Toby’s autism, sensory needs and lack of communication often make every day things more complicated. We think he’s probably been feeling unwell for about a week but being completely non-verbal makes identifying and diagnosing problems difficult.
Our first clue was the fact that he has been sleeping a lot…anyone who knows Toby will know that he’s not usually a big fan of sleep! He got up early Saturday morning and came and snuggled up in our bed and actually went back to sleep which is completely unheard of for him. He spent that day in bed at my parents house and didn’t want to eat anything.
He was unwell again through the night on Saturday night and his temp was really high so we rang 111 and took him in to urgent care Sunday morning. It took them 50minutes to do what would usually be a 10minute appointment mainly because he doesn’t really tolerate people touching him. Checking his blood pressure, temperature, pulse etc was challenging and in after a couple of failed attempts to look in his mouth a senior doctor managed to see that his tonsils were extremely large (whilst three other adults restrained him!) We were sent home with penicillin for ten days and told to try and manage his temp with calpol and ibuprofen – again pretty challenging when you don’t tolerate many foods or even cutlery in your mouth never mind syringes.
We usually hide medication in drinks however Toby was refusing to drink and as Sunday went on he hadn’t had a wet nappy all day. He also threw up both doses of penicillin and so we were readmitted to hospital as we weren’t sure if he was allergic to the medication and we were concerned that he was becoming dehydrated. He was seen in urgent care but then transferred up to Treetops which is the children’s ward.
The nurses on Treetops were fantastic with Toby and very understanding of his needs. They all tried to make him as settled as possible and admitted that their usual techniques and treatments may not be the best option due to his autism. Usually for dehydrated children they would do a fluids challenge which involves syringing small doses of water in to a child’s month every ten minutes or so however they didn’t want to distress him even more and so were happy for us to measure out quantities of his juice and just keep offering him small amounts in his own cup. However he kept refusing and he was very lethargic and kept throwing up. He didn’t even have the energy to play on his iPad. In the end we decided that putting a cannula in would be the best way to get fluids down him. Getting the cannula in was interesting but the staff were great.

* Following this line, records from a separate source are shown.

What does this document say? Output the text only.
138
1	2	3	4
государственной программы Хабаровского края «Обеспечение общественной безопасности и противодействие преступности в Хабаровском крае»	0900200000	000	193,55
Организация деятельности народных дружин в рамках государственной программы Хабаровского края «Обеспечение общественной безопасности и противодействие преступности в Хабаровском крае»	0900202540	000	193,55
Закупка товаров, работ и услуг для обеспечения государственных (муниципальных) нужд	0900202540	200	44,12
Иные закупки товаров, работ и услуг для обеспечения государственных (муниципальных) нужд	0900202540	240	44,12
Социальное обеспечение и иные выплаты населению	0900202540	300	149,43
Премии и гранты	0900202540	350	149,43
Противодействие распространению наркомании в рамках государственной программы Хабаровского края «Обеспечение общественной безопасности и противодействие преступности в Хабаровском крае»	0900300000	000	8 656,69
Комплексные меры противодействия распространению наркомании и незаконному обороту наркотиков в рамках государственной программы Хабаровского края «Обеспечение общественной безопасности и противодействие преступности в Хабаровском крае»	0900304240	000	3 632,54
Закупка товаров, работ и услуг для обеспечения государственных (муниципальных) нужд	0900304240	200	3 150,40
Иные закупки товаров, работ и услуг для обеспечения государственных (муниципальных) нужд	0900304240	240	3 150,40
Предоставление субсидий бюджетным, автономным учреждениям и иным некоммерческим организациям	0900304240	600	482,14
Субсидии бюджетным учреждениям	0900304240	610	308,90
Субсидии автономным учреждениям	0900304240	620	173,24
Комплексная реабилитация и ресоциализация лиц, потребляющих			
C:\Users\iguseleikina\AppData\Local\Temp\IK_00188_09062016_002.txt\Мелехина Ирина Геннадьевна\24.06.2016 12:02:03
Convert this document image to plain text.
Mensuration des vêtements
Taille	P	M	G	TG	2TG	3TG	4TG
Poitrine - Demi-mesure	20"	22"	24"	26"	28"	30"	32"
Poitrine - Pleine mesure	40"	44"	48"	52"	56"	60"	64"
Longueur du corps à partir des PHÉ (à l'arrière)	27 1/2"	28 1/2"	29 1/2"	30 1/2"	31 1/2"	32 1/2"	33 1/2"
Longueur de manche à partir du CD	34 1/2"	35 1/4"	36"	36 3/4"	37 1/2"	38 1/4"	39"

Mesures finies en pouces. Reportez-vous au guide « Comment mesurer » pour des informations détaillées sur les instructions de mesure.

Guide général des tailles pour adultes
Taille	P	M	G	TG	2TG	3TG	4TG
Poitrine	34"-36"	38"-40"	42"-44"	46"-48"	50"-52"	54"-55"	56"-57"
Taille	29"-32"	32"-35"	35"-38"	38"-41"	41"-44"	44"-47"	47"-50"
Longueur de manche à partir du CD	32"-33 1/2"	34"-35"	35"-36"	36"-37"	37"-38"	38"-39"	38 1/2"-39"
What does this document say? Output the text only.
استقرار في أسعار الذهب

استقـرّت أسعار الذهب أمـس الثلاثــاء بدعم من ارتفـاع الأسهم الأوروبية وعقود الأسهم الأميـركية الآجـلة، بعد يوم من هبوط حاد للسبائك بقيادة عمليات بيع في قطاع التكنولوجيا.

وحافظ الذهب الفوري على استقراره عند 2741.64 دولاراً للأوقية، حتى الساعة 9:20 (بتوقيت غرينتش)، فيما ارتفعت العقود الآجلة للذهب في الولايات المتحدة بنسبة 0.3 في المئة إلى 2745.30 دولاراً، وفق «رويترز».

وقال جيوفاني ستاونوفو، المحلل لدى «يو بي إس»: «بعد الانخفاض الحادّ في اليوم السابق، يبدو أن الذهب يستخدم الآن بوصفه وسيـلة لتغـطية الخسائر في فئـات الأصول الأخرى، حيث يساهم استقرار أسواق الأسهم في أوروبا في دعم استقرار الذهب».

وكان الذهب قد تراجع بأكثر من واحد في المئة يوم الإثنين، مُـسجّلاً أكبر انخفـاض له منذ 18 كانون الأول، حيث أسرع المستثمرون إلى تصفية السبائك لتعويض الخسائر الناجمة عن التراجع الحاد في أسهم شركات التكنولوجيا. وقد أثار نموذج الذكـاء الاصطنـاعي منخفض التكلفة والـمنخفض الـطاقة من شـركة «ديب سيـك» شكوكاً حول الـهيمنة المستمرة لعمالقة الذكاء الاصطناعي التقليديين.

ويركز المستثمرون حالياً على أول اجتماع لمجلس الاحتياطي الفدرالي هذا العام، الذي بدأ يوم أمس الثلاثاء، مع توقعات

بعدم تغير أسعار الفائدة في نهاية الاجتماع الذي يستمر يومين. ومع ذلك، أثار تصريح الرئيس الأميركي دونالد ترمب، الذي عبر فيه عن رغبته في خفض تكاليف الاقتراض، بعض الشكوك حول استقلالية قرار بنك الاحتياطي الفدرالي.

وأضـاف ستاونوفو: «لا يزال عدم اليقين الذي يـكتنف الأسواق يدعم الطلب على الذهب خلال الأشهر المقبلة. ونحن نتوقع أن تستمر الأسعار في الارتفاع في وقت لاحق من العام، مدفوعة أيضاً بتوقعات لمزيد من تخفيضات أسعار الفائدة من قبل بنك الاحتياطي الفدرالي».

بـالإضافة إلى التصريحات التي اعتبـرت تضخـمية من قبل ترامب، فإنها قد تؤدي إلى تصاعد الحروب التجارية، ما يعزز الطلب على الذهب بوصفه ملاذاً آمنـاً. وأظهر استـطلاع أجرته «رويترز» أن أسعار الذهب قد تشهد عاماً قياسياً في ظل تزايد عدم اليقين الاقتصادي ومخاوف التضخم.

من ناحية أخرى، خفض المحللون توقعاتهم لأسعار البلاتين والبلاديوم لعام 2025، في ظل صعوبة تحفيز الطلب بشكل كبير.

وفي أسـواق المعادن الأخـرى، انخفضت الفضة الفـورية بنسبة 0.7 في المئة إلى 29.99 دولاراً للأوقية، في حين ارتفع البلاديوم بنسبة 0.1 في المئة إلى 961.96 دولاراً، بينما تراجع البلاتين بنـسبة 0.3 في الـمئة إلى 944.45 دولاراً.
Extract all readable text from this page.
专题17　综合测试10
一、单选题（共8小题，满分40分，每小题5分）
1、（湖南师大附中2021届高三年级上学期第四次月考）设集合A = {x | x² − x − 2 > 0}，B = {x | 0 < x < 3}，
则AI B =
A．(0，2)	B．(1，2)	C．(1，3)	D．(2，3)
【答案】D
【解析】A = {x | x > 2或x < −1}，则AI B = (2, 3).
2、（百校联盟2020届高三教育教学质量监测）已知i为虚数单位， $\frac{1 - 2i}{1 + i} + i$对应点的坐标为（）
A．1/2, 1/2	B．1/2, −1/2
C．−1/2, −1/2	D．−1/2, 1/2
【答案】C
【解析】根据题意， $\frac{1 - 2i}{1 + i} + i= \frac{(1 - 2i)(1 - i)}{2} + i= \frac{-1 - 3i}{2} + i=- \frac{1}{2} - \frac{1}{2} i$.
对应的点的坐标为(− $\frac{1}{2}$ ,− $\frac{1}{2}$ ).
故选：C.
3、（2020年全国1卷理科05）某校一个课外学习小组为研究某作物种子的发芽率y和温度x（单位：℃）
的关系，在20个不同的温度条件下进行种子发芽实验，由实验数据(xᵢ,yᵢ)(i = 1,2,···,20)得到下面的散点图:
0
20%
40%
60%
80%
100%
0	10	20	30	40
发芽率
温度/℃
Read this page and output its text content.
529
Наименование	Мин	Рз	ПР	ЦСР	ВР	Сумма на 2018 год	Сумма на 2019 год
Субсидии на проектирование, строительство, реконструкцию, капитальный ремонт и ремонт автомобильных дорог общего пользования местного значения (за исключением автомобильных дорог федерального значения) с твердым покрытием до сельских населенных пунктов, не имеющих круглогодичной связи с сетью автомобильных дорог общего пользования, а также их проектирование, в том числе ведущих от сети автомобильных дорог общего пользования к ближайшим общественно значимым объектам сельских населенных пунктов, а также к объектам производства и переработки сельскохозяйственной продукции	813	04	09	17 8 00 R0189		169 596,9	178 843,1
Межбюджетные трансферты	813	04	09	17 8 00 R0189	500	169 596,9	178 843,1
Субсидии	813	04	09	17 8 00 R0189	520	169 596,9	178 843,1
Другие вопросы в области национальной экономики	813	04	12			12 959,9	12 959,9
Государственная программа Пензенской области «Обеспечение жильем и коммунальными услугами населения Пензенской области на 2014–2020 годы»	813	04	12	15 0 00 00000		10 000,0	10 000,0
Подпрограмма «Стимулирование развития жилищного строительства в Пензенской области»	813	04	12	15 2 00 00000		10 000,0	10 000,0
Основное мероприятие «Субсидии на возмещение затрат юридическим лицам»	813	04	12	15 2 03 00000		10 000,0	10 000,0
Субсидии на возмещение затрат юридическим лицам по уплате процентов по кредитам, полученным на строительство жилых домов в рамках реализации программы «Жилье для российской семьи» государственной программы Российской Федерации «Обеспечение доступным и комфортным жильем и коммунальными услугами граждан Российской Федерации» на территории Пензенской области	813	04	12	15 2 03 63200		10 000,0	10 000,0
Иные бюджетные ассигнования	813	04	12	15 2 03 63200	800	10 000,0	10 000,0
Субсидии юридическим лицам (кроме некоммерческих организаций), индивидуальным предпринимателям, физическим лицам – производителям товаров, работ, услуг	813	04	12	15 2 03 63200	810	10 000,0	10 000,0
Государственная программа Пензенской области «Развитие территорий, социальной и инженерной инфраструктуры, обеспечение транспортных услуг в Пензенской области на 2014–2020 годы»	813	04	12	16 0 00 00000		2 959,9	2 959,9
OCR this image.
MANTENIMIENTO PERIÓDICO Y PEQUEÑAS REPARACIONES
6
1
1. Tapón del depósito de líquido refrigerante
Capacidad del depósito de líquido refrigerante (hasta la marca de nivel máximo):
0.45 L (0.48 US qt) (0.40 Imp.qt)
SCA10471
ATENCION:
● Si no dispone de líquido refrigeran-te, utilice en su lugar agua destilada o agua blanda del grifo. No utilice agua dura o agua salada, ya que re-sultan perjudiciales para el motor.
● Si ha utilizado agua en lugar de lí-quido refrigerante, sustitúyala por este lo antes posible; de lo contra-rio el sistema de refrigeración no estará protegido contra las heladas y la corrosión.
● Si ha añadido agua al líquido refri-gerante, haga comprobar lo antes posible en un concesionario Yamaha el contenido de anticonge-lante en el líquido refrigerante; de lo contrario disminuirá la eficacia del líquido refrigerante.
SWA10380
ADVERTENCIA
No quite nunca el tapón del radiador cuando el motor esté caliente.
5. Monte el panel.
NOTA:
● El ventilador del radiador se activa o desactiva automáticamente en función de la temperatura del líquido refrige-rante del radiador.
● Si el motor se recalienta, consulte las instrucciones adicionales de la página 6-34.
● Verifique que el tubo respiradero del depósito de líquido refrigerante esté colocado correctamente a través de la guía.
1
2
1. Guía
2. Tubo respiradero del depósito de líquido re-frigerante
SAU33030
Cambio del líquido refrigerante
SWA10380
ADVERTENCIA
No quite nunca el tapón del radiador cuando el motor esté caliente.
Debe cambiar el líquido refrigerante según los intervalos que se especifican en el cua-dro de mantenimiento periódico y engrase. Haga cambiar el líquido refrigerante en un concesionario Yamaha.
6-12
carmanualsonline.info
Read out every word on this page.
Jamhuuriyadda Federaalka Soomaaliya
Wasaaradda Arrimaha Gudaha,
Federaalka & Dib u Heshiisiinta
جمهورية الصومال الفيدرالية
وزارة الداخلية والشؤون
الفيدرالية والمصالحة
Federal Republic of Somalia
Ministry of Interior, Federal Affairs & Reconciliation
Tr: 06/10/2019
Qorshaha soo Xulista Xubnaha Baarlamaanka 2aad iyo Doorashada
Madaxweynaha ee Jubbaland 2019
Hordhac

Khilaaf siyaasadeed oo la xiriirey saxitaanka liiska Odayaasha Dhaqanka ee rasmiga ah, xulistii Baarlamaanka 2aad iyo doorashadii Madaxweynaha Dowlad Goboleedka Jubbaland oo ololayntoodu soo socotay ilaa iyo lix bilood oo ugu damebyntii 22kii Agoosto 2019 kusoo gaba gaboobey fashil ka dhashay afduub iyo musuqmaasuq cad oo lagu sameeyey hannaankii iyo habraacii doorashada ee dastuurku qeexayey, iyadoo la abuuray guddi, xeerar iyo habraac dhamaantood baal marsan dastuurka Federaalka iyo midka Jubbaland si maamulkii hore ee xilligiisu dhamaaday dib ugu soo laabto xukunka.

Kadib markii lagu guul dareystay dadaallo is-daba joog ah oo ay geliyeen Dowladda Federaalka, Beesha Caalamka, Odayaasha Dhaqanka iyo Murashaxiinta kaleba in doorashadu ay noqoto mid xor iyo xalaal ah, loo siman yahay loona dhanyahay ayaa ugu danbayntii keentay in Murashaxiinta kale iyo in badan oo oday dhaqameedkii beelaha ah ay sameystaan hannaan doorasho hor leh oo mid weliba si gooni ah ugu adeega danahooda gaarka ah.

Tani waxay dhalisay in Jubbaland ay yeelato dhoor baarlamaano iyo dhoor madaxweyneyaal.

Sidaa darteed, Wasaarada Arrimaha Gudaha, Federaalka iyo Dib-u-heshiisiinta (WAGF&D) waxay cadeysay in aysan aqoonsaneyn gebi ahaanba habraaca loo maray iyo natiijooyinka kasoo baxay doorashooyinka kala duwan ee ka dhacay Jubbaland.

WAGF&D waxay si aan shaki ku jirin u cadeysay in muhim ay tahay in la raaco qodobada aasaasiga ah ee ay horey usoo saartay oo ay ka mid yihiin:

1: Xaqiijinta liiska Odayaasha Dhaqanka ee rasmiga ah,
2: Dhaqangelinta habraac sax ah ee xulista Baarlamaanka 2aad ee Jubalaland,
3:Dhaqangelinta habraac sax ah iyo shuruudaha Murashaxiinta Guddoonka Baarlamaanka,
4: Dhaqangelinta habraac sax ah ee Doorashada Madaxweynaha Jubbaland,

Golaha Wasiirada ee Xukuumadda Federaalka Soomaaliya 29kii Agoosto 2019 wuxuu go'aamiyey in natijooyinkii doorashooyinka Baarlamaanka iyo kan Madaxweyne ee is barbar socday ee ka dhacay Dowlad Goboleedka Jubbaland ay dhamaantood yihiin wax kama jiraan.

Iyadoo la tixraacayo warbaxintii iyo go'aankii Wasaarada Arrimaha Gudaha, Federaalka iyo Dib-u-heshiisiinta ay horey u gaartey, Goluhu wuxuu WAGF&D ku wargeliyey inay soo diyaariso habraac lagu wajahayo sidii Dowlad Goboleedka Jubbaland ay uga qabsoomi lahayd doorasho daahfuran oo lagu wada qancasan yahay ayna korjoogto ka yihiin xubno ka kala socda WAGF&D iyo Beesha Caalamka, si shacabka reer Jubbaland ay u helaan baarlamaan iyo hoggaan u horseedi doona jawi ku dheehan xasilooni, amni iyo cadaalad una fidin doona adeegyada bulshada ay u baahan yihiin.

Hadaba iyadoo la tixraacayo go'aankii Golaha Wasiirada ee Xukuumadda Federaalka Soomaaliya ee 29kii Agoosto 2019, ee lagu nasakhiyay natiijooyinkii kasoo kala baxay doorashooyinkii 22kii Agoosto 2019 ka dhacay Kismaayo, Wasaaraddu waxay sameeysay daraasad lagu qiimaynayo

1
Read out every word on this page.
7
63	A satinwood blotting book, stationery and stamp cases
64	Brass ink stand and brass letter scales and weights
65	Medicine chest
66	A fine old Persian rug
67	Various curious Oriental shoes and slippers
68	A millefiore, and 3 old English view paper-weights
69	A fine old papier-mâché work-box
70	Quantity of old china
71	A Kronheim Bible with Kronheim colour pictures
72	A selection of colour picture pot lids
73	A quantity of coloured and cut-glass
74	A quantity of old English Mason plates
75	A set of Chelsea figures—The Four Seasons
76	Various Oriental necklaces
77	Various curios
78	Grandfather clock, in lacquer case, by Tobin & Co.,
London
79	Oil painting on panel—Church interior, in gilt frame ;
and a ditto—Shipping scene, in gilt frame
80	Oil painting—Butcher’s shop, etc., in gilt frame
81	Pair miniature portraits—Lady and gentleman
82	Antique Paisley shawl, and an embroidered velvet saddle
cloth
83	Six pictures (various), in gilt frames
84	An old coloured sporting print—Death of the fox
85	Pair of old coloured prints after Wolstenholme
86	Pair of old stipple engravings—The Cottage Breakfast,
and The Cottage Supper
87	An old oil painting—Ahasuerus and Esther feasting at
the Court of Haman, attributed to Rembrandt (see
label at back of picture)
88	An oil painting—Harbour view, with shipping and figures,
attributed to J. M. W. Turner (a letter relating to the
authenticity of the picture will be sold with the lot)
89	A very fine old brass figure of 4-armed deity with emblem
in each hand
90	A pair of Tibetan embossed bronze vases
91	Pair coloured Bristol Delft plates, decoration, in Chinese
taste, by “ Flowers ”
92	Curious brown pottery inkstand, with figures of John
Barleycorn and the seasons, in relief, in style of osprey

I spent most of the night trying to stop him pulling the bandage off and the cannula out. Sharing a single hospital bed with a child with a burning fever with all the windows open and fan on was an experience! He was also prescribed a numbing spray for his tonsils to try and help him to drink again. The spray worked and he started sipping juice again.
He managed to pull his cannula out, all I heard was a ‘pop’ and it was completely out…no tears of anything! He was much happier once it was out. We were later discharged and he’s now home recovering. He’s very sleepy and low on energy but he’s recovering well.
Thank you to everyone for their prayers, support and messages and thank you to the great staff on Treetops for being so accommodating and understanding. Never a dull moment here…! The funny thing is that the boys were meant to be staying with my parents so that Joel and I could have a nice, chilled child free weekend….a few people have commented that I just needed something to blog about…ha! Anyway I always said that I didn’t want a boring life….not sure how many other children end up in hospital with tonsillitis!